Tragedi Karbala & Konsep Cinta

Oleh: Muchtar Luthfi Cinta itu anugerah maka berbahagialah Sebab kita sengsara jika tak punya cinta. Rintangan pasti akan menghadang… Cobaan pasti menghujam… Namun yakinlah bahwa cinta itu yang membuatmu, Mengeerti akan arti kehidupan. (cuplikan lirik karya Doel Sumbang) Berbicara tentang cinta, sejak dahulu para filosofis maupun urafa telah membahasnya sedemikian rupa dimana hal tersebut menunjukkan betapa besar peran cinta dalam kehidupan manusia dan keberadaan sekaligus kelangsungan alam semesta ini.
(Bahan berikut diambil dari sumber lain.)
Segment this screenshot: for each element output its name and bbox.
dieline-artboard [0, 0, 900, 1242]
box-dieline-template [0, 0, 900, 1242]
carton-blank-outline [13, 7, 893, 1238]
Dalam sejarah filsafat kita bisa lihat besarnya perhatian yang diberikan Plato terhadap makna cinta, dalam dunia filsafat Islam baik dari aliran Isyraq maupun Massya’ yang masing-masing diwakili oleh Sahrawardi dalam karyanya “Munis Al-Ussyaq” dan Ibnu Sina dalam “Risalah Al-Esyq“. Tak ketinggalan Ikhwan Al-Shofa dalam kitab “Risalah Ikhwan Al-Shofa“. Para Urafa dalam karya-karya mereka menunjukkan bahwa cinta memiliki peran yang sangat penting dalam proses perjalanan mereka menuju kekasih sejati mereka, kita bisa perhatikan dalam kitab-kitab mereka seperti: Risalah al-Qusyairiah atau Kasyful Mahjub. Khajah Abdullah Ansari dalam kitab “Kanz al-Salikin” bab pertama yang ia bahas berjudul Maqalat Al-Aql wa Al-Esyq, Najmuddin Ar-Razi yang lahir setelah Ibn Arabi –kurang lebih 13 tahun sepeninggalnya– telah menulis Risalah Al-Aql wa Al-Esyq. Alhasil, ini semua sebagai bukti bahwa cinta merupakan unsur terpenting dalam wujud alam semesta menurut persepsi para filosofis dan urafa. Ibn Arabi menganggap bahwa cinta adalah unsur utama eksistensi, anggapan tersebut disandarkan pada riwayat dari hadis Qudsy ketika Nabi Dawud as bertanya kepada Allah swt: “wahai Tuhanku mengapa kau ciptakan alam semesta ini?”, Allah swt berfirman: “Aku ibarat harta yang tersembunyi maka Aku suka (baca: ingin) untuk diketahui, maka Aku ciptakan penciptaan agar diriKu diketahui”. (Hadis ini dikenal dengan hadis Kanzul Makhfi).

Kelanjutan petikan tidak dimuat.